— Я понимаю, что это немножко не то, — Вик говорил серьезно, как говорят только об очень важных вещах, — но я очень привязался к тебе, Лена. Даже полюбил тебя. Ты очень хорошая девочка. И Стас… ты похожа на его дочь, знаешь?
Лена сглотнула. То, о чем Вик говорил, это было человеческое, очень человеческое… совсем не то, что его объятие тогда, на крыше девятиэтажке. И в то же время Лена подумала, что человек никогда не сказал бы об этом так прямо, как сделал Вик. В словах чувствовалась бы какая-то фальшь, потому что человеческие чувства такие хрупкие — иногда они умирают, если они говоришь вслух. Вик шел прямо навстречу.
— У Стаса была дочь?
— Была…
Стас и Вик — это не совсем ее семья, и никогда не станут тем, что у нее было, или тем, что могло бы быть. Но все-таки… Они вместе живут и вместе работают. Наверное, это нечто большее, чем дружба… или может стать со временем.
Облака почти разлетелись, небо открылось высокое и чистое — пустое.
«А совсем недалеко под этим небом, — подумала Лена, — лежит большой город. Ходит множество людей. У каждого из них своя судьба и свое будущее, которого они не знают».

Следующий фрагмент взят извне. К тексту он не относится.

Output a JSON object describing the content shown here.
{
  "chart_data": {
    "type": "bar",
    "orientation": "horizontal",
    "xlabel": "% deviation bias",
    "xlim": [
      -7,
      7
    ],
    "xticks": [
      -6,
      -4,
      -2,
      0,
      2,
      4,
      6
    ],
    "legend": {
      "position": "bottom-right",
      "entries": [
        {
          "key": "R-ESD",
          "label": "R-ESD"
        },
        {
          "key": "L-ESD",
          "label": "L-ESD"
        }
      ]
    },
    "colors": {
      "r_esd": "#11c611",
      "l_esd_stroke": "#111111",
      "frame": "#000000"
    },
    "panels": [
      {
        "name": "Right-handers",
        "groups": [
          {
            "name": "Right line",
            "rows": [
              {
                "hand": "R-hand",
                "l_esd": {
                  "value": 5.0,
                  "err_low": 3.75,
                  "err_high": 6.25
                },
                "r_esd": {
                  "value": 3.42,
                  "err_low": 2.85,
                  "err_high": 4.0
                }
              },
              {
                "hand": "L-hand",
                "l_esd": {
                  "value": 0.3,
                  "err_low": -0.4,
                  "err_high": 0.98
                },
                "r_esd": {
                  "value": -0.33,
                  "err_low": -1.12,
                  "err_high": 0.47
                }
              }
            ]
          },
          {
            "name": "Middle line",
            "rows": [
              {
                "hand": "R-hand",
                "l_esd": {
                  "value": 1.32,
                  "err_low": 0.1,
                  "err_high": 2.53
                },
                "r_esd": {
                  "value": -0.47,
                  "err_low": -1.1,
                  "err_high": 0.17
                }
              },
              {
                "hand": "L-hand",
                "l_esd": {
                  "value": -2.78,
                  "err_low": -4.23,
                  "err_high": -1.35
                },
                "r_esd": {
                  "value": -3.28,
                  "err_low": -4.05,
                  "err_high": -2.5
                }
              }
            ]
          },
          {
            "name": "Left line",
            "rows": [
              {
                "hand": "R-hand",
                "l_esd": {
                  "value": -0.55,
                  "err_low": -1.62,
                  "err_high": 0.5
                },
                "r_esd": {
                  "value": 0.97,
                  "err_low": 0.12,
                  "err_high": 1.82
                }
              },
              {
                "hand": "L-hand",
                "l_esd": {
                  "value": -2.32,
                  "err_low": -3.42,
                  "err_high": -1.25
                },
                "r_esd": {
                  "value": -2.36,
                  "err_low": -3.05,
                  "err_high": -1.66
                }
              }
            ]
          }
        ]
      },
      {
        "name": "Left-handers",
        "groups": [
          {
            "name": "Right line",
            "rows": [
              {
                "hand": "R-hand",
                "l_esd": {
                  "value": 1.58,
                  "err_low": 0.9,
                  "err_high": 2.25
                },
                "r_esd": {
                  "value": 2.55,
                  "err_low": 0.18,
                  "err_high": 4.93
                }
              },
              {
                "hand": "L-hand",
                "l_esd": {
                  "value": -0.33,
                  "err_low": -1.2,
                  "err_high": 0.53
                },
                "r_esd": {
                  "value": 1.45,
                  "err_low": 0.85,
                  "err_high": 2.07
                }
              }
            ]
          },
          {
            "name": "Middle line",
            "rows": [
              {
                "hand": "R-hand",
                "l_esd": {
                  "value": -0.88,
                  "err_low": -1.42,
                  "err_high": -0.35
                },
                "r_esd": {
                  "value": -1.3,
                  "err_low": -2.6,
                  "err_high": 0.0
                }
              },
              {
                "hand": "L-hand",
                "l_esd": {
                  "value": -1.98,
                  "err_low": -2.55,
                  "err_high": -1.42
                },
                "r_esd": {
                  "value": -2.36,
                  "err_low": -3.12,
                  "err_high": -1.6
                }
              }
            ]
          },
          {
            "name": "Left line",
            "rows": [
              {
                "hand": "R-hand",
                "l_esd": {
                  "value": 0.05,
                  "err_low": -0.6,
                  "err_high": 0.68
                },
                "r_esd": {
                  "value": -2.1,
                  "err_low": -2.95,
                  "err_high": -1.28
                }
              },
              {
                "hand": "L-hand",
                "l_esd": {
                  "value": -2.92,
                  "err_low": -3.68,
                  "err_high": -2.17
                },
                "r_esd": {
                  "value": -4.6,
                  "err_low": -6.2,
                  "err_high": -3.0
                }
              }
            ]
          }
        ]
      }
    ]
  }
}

— Вик, почему ты так любишь крыши? — спросила Лена неожиданно для самой себя.
— Все любят крыши, — слегка удивился он. — Почем я знаю, почему! Наверное, ближе к небу себя чувствуют.

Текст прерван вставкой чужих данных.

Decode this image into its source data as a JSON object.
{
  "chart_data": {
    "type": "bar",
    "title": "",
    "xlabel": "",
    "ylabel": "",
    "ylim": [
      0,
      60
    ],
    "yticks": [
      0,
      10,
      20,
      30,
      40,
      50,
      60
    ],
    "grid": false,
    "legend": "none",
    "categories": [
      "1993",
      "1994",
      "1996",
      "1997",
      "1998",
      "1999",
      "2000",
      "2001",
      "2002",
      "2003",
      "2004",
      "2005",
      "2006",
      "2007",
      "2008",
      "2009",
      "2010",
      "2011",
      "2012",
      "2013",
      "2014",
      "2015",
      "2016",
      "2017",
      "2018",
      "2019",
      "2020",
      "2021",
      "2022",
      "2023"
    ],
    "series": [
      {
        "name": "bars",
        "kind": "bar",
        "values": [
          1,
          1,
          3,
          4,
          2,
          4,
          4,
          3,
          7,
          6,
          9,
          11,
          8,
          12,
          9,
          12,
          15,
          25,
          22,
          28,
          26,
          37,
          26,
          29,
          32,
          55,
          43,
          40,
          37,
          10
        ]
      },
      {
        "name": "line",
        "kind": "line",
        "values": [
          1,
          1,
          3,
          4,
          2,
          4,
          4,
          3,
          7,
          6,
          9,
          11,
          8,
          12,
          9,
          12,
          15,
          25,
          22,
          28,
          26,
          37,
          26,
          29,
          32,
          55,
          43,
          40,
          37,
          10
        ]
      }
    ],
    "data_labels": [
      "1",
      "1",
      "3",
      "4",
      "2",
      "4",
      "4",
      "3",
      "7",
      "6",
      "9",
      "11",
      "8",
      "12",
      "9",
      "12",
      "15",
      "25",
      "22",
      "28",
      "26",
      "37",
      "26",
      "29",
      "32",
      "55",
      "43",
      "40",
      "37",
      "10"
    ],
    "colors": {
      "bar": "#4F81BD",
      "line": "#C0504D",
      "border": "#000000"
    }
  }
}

— Я о том и говорю! — Лена даже села. — Но у вас-то тоски по небу быть не должно.
— Да? — Вик тоже сел, прикрывая лицо ладонью от яркого света.
Облака разошлись совсем, и солнце било в двух симарглов яростно и торжествующе.
А потом Вик сказал серьезно:
— Может быть, это тоска по раю, которого нам не досталось?
Утра в Ирии были зябкие и прохладные — как в комнатах, где никто не живет. А закаты, напротив, удивительно теплые, словно бы мир напитывался к вечеру человеческим теплом. Но будущее для настоящего не служит утешением, увы, — и Лена сжимала в карманах продрогшие кулаки, пока шла через луг, на котором обычно паслись симорги. Сегодня здесь никого не было, и густые, особенно черные рассветные тени от сосен ближней рощи упали на росу, похожие на прутья тяжелой чугунной решетки. И на этой решетке, как на фоне шахматной доски, стоял, вскинув голову к небу, один-единственный симорг. Смотрел на сплюснутый красно-оранжевый шар солнца, всплывший над рекой, на слепящую дорожку воды.
Вик — или Стас? — рассказывал ей, что симорги не очень любили рассвет. Они выходили на пастбище тогда, когда солнце уже поднималось и теряло багровый оттенок. Ночью они спали в сосновой роще или выше по реке, где были намыты водой известняковые пещеры.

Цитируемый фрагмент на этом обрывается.